Belfast Telegraph

Jet2.com and easyJet buy Thomas Cook’s landing slots

EasyJet bought slots at Gatwick and Bristol Airports, and Jet2.com snapped up the remaining slots at Stansted, Birmingham and Manchester.

Administrators have been slowly selling off Thomas Cook’s assets (Tim Goode/PA)
Administrators have been slowly selling off Thomas Cook’s assets (Tim Goode/PA)

By August Graham, PA City Reporter

Jet2.com and EasyJet have bought all of collapsed tour operator Thomas Cook’s landing slots at in the UK, the company’s liquidators have said.

EasyJet snapped up 27 pairs of slots, at Gatwick and Bristol Airports, for £36 million.

Rival budget airline Jet2.com bought the remaining slots at Stansted, Birmingham and Manchester Airports, for an undisclosed amount, the Official Receiver said.

EasyJet said it will release more information later this month.

This outcome has been facilitated by the collaborative approach of Thomas Cook’s commercial partners at UK airports and the support of both internal and external slot co-ordinators Official Receiver

“This outcome has been facilitated by the collaborative approach of Thomas Cook’s commercial partners at UK airports and the support of both internal and external slot co-ordinators,” the Official Receiver said.

It comes less than two months since Thomas Cook entered administration.

Administrators have since been trying to recoup as much money as possible from the business to help pay back its debts.

Earlier this month, they sold off the Thomas Cook brand name to Chinese company Fosun for £11 million. Fosun said it still believes in the brand value of Thomas Cook.

And in October, Sunderland-based Hays Travel paid £6 million to buy Thomas Cook’s 555 high street stores, promising to keep many of the jobs.

The collapse has caused politicians to call for changes.
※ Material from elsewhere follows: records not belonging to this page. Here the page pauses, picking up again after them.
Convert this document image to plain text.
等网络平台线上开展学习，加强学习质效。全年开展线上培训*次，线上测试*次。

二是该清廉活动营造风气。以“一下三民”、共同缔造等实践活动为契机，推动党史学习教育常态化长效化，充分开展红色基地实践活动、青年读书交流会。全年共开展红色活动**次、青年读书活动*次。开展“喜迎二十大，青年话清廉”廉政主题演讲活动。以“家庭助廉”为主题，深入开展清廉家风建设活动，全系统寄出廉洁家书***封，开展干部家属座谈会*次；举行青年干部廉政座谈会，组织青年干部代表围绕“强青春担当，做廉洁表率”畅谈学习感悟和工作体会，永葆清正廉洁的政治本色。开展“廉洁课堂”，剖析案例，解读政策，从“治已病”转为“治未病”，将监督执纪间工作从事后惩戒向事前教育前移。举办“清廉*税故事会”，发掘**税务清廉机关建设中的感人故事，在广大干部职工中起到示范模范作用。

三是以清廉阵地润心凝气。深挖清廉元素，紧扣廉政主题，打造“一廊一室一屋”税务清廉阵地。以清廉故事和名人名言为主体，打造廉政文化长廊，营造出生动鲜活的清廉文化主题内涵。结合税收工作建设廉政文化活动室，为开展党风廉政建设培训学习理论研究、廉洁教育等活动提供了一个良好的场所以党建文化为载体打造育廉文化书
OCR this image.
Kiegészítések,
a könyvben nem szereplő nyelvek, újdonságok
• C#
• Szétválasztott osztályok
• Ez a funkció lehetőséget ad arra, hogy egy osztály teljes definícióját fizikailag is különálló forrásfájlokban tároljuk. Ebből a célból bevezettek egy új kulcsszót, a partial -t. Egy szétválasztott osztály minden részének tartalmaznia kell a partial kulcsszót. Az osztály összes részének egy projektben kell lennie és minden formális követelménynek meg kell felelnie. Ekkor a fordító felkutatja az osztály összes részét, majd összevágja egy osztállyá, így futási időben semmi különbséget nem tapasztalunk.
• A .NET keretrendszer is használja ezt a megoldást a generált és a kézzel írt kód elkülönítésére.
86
Business Secretary Andrea Leadsom pledged to take action to help customers who face losing out on injury compensation claims.

“Thomas Cook only took out insurance cover for the very largest personal injury claims,” she said on Tuesday.

“For agreed claims below this figure up to a high-aggregate amount, they decided to self-insure through a provision in their accounts.”